Mailbag: Analyzing Ravens' Free Agency Strategy

Baltimore Ravens General Manager Eric DeCosta during a press conference at the Under Armour Performance Center in Owings Mills, MD.

Mink: I think the Ravens (reportedly) got the two guys they targeted the whole time. Marcus Williams was clearly the safety they wanted because the other top option, Tyrann Mathieu, is still available as of the time this was published. So I don't think it was a case of the Ravens reacting to other safeties being signed. I feel the same way about Morgan Moses. He was one of the best offensive tackles and was always viewed as a good fit for Baltimore as a consistent, durable blocker. To me, this isn't a case of the Ravens trying to re-sign C.J. Mosley and then having to pivot when he took a big offer elsewhere. Baltimore targeted its guys and (reportedly) got them at prices that worked.

For all the handwringing on Monday about the Ravens not doing much, and cries about Eric DeCosta not being aggressive enough, he certainly made a splash. At $70 million overall, Williams reportedly got one of the biggest contracts of anyone on the free-agent market this year. Every year, DeCosta has made a splash. He signed Earl Thomas in 2019. He got Calais Campbell in 2020. Last offseason, the Ravens aggressively scooped up Kevin Zeitler and offered some big deals to wide receivers before landing on Sammy Watkins.

I wouldn't put DeCosta in the Les Snead mortgage-the-future territory of aggressiveness, but DeCosta is not a passive guy when it comes to free agency.

Mink: By (reportedly) scooping up two unrestricted free agents, the Ravens are showing they aren't just limiting themselves to players that were cut and don't affect the compensatory formula. This is a bit of a deviation from previous years and I think does reflect more willingness to surrender some of those mid-round picks to get the guy they want. I do think it should be noted that the Ravens aren't signing a lot of unrestricted free agents in quantity, but are going for more quality. Baltimore will probably lose more unrestricted free agents than it signs, so I don't think the Ravens will be left without any compensatory picks next year. It's something they'll always factor into the equation because DeCosta will never stop loving extra picks, but maybe comp picks don't carry quite as much weight as they used to in Baltimore.

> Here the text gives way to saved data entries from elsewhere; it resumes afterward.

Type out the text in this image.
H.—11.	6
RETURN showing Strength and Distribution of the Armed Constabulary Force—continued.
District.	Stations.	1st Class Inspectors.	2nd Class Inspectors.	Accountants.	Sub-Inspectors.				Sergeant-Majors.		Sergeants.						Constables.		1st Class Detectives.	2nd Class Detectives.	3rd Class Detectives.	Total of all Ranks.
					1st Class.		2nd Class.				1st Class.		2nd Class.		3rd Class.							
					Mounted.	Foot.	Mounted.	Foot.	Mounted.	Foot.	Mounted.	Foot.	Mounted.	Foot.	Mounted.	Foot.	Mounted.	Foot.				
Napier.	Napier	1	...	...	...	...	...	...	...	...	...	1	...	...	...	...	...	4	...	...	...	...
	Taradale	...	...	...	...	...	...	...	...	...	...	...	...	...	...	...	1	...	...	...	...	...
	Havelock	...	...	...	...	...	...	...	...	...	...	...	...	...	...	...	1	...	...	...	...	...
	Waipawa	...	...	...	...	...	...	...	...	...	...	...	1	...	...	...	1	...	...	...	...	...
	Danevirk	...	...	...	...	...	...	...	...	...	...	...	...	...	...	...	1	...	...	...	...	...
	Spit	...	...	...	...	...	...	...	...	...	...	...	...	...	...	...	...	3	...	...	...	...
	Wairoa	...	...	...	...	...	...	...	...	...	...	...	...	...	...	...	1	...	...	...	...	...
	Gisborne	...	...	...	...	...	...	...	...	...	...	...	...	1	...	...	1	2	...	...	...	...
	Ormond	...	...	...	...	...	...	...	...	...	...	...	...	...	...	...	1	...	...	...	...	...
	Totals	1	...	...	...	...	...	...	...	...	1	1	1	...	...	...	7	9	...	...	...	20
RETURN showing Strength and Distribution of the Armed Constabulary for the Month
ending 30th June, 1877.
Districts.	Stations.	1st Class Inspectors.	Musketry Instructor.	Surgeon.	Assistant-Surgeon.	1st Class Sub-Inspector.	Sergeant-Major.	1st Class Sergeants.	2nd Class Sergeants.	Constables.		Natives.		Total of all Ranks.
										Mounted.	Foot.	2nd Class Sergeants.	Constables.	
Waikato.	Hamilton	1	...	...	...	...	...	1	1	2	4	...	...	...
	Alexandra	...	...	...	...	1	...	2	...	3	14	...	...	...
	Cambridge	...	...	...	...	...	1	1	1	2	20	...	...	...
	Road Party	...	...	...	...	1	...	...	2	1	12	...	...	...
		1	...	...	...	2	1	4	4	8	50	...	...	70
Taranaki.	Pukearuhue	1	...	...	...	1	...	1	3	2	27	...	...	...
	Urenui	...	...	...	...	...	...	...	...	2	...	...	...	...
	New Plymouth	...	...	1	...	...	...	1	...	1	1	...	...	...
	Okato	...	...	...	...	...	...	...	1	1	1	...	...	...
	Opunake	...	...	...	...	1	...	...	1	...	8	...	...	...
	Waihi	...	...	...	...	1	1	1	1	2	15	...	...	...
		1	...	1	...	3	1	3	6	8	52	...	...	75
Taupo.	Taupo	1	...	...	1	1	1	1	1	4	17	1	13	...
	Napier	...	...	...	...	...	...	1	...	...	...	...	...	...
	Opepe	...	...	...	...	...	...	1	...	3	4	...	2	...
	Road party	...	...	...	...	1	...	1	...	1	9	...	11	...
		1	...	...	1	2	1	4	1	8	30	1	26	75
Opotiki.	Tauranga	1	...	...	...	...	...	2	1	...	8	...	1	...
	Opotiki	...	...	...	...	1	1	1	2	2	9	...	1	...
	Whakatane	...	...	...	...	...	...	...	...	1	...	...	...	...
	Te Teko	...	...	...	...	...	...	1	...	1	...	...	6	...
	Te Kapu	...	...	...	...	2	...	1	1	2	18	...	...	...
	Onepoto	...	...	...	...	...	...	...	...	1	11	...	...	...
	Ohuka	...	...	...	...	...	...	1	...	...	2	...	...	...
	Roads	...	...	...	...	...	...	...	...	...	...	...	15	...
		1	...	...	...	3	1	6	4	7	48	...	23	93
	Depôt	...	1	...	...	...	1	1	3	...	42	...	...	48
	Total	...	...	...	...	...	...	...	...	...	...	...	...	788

Downing: It's no surprise that we're getting lots of questions about a potential reunion with Za'Darius Smith. He was a quality player during his four years in Baltimore before going to Green Bay on a big-time contract and blossoming into one of the league's best defenders. The two big questions with Smith are his health and the price tag. The Packers released him this offseason after he was limited to one game in 2021 because of a back issue (he returned for the playoffs), and that cleared some much-needed cap space in Green Bay. If Smith is healthy, he would be a terrific addition to this defense. He had 26 sacks between 2019-2020, and the Ravens could use that help in the pass-rush department. Putting him opposite Odafe Oweh would give the Ravens a pair of dynamic athletes coming off the edge, and Smith would also give the Ravens another veteran presence on the defense. 

This leads to the next question, which is the cost of a potential deal. Smith's deal in Green Bay was reportedly $66 million over four years, and it would be tough for the Ravens to afford a deal in that range given their current salary cap restrictions. The reality is that given Smith's recent injury history, he would likely get a much smaller contract compared to the deal he signed in 2019. He may also be in the market for a short-term contract to show he's healthy before potentially signing another long-term deal. Pass rushers come at a premium price tag, but if the Ravens could get Smith signed to an affordable contract, it's a move that could make a lot of sense for both sides.